Kedua pemimpin Eropa yang ambil bagian dalam KTT itu juga khawatir tentang China yang akan menjadi yang teratas dalam kompetisi AI global.
“Seperti di China, AI dapat disalahgunakan untuk pengawasan massal atau kontrol sosial,” ujar Margrethe Vestager, wakil presiden eksekutif Komisi Eropa.
Tanpa menyebut China, dia menambahkan, “Kita yang percaya pada martabat, integritas setiap individu, bahwa kita bersatu untuk membentuk standar teknologi, pendekatan terhadap teknologi, karena kita melihat bahwa ada pendekatan lain di mana individu adalah entitas pembuat data dan bukan titik awal demokrasi, dan dari mana kekuasaan berasal.”
Vestager mengatakan penting bahwa “demokrasi tetap bersatu untuk membangun visi digital yang positif,” dan menambahkan bahwa Uni Eropa-AS yang baru-baru ini dibuat. Dewan Perdagangan dan Teknologi adalah “langkah penting.”
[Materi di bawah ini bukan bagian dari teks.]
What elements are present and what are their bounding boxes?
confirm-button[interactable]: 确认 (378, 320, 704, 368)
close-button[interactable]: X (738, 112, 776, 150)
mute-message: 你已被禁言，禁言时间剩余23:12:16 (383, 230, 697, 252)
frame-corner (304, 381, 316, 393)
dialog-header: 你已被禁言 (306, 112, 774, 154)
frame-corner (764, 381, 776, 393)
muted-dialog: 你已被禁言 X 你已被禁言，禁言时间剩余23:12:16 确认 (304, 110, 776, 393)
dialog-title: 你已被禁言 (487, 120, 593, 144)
Dewan, yang dibentuk pada bulan Juni, berfungsi sebagai forum bagi kedua belah pihak untuk bekerja sama dalam masalah ekonomi dan teknologi, termasuk kerja sama bersama dalam standar teknologi AI.
Wakil Sekretaris Jenderal NATO Mircea Geoan mengatakan Rusia dan China telah “mengejar pengembangan dan adopsi AI dengan cepat, dengan sedikit memperhatikan hak asasi manusia dan privasi data.”
Pada Oktober 2019, empat perusahaan teknologi AI China—iFlyTek, Megvii, SenseTime, dan Yitu—ditambahkan ke daftar hitam perdagangan AS karena peran mereka dalam penindasan Beijing terhadap Uyghur dan minoritas Muslim lainnya di wilayah Xinjiang barat jauh China.